China vowed to cut 2015 levels of carbon intensity by 18 per cent by the end of 2020, part of a longer-term pledge to bring total greenhouse gas emissions to a peak by “around 2030”.
Li Gao, the head of the climate change office at the National Development and Reform Commission, told a conference that China had made clear progress in decoupling economic growth from carbon emissions.
Li said in a report published on the website of China’s National Energy Administration late on Thursday that China was also still aiming to complete the launch of a nationwide carbon emissions trading scheme.

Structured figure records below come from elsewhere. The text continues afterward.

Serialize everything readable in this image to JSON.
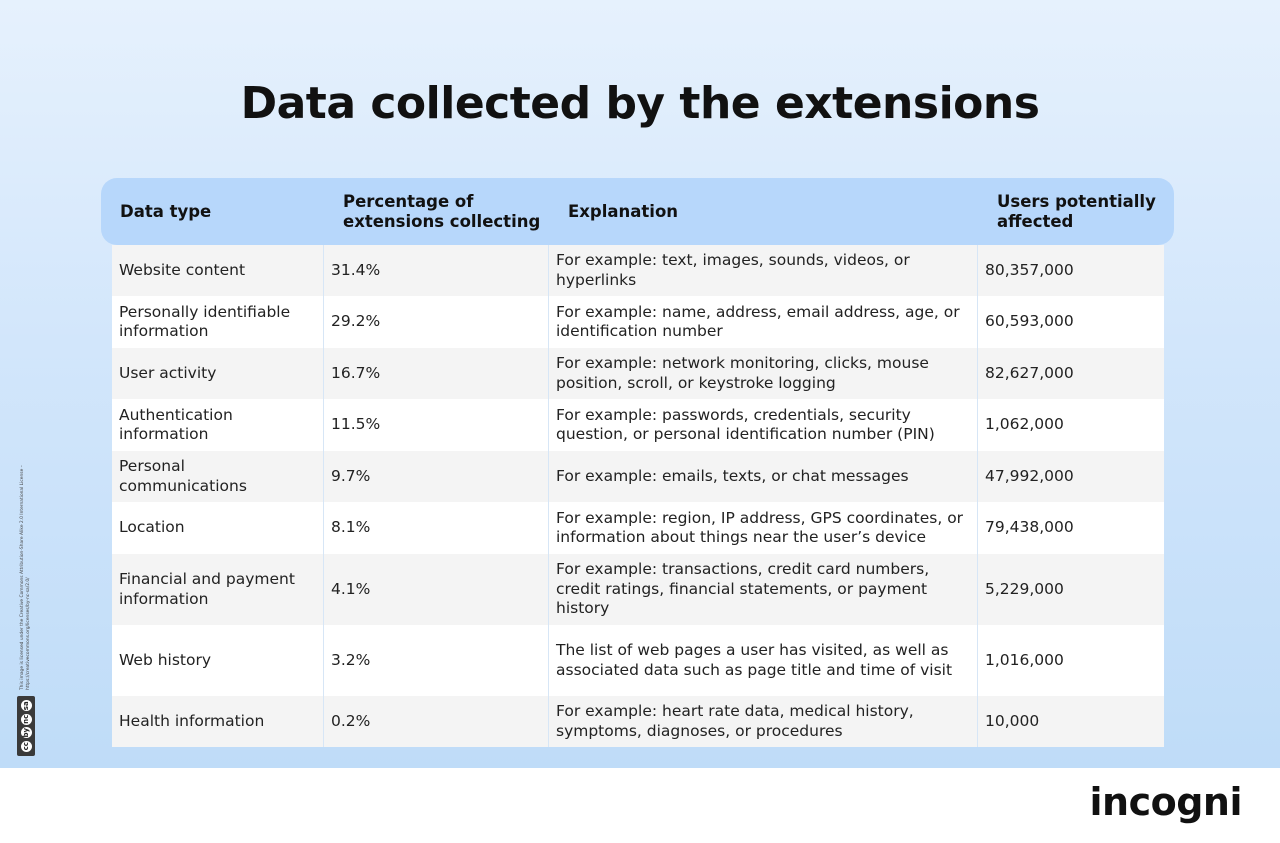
{
  "title": "Data collected by the extensions",
  "table": {
    "headers": {
      "data_type": "Data type",
      "percentage": "Percentage of extensions collecting",
      "explanation": "Explanation",
      "users": "Users potentially affected"
    },
    "rows": [
      {
        "data_type": "Website content",
        "percentage": "31.4%",
        "explanation": "For example: text, images, sounds, videos, or hyperlinks",
        "users": "80,357,000"
      },
      {
        "data_type": "Personally identifiable information",
        "percentage": "29.2%",
        "explanation": "For example: name, address, email address, age, or identification number",
        "users": "60,593,000"
      },
      {
        "data_type": "User activity",
        "percentage": "16.7%",
        "explanation": "For example: network monitoring, clicks, mouse position, scroll, or keystroke logging",
        "users": "82,627,000"
      },
      {
        "data_type": "Authentication information",
        "percentage": "11.5%",
        "explanation": "For example: passwords, credentials, security question, or personal identification number (PIN)",
        "users": "1,062,000"
      },
      {
        "data_type": "Personal communications",
        "percentage": "9.7%",
        "explanation": "For example: emails, texts, or chat messages",
        "users": "47,992,000"
      },
      {
        "data_type": "Location",
        "percentage": "8.1%",
        "explanation": "For example: region, IP address, GPS coordinates, or information about things near the user’s device",
        "users": "79,438,000"
      },
      {
        "data_type": "Financial and payment information",
        "percentage": "4.1%",
        "explanation": "For example: transactions, credit card numbers, credit ratings, financial statements, or payment history",
        "users": "5,229,000"
      },
      {
        "data_type": "Web history",
        "percentage": "3.2%",
        "explanation": "The list of web pages a user has visited, as well as associated data such as page title and time of visit",
        "users": "1,016,000"
      },
      {
        "data_type": "Health information",
        "percentage": "0.2%",
        "explanation": "For example: heart rate data, medical history, symptoms, diagnoses, or procedures",
        "users": "10,000"
      }
    ]
  },
  "chart_data": {
    "type": "table",
    "title": "Data collected by the extensions",
    "columns": [
      "Data type",
      "Percentage of extensions collecting",
      "Explanation",
      "Users potentially affected"
    ],
    "rows": [
      [
        "Website content",
        "31.4%",
        "For example: text, images, sounds, videos, or hyperlinks",
        "80,357,000"
      ],
      [
        "Personally identifiable information",
        "29.2%",
        "For example: name, address, email address, age, or identification number",
        "60,593,000"
      ],
      [
        "User activity",
        "16.7%",
        "For example: network monitoring, clicks, mouse position, scroll, or keystroke logging",
        "82,627,000"
      ],
      [
        "Authentication information",
        "11.5%",
        "For example: passwords, credentials, security question, or personal identification number (PIN)",
        "1,062,000"
      ],
      [
        "Personal communications",
        "9.7%",
        "For example: emails, texts, or chat messages",
        "47,992,000"
      ],
      [
        "Location",
        "8.1%",
        "For example: region, IP address, GPS coordinates, or information about things near the user’s device",
        "79,438,000"
      ],
      [
        "Financial and payment information",
        "4.1%",
        "For example: transactions, credit card numbers, credit ratings, financial statements, or payment history",
        "5,229,000"
      ],
      [
        "Web history",
        "3.2%",
        "The list of web pages a user has visited, as well as associated data such as page title and time of visit",
        "1,016,000"
      ],
      [
        "Health information",
        "0.2%",
        "For example: heart rate data, medical history, symptoms, diagnoses, or procedures",
        "10,000"
      ]
    ]
  },
  "license": {
    "text": "This image is licensed under the Creative Commons Attribution-Share Alike 2.0 International License – https://creativecommons.org/licenses/by-nc-sa/2.0/",
    "badge_labels": [
      "cc",
      "by",
      "nc",
      "sa"
    ]
  },
  "brand": {
    "logo_text": "incogni"
  },
  "colors": {
    "header_row": "#b7d7fb",
    "row_odd": "#f4f4f4",
    "row_even": "#ffffff",
    "background_top": "#e6f1fd",
    "background_bottom": "#bfdcf8"
  }
}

China’s national trading scheme was originally expected to go into operation last year, but was delayed to 2017 as market designers struggled to handle problems like emissions data accuracy.
Xie Zhenhua, China’s top climate official, said during global climate negotiations in Bonn that the scheme was now awaiting cabinet approval.
Several studies have suggested that China is on track to meet its emissions peak target well ahead of schedule, with Chinese scientists saying in a paper in the Resources, Conservation and Recycling journal that China’s CO2 could hit its maximum in 2024.
A Chinese think tank has also suggested that national energy consumption – the source of about three quarters of China’s carbon emissions – may also have peaked.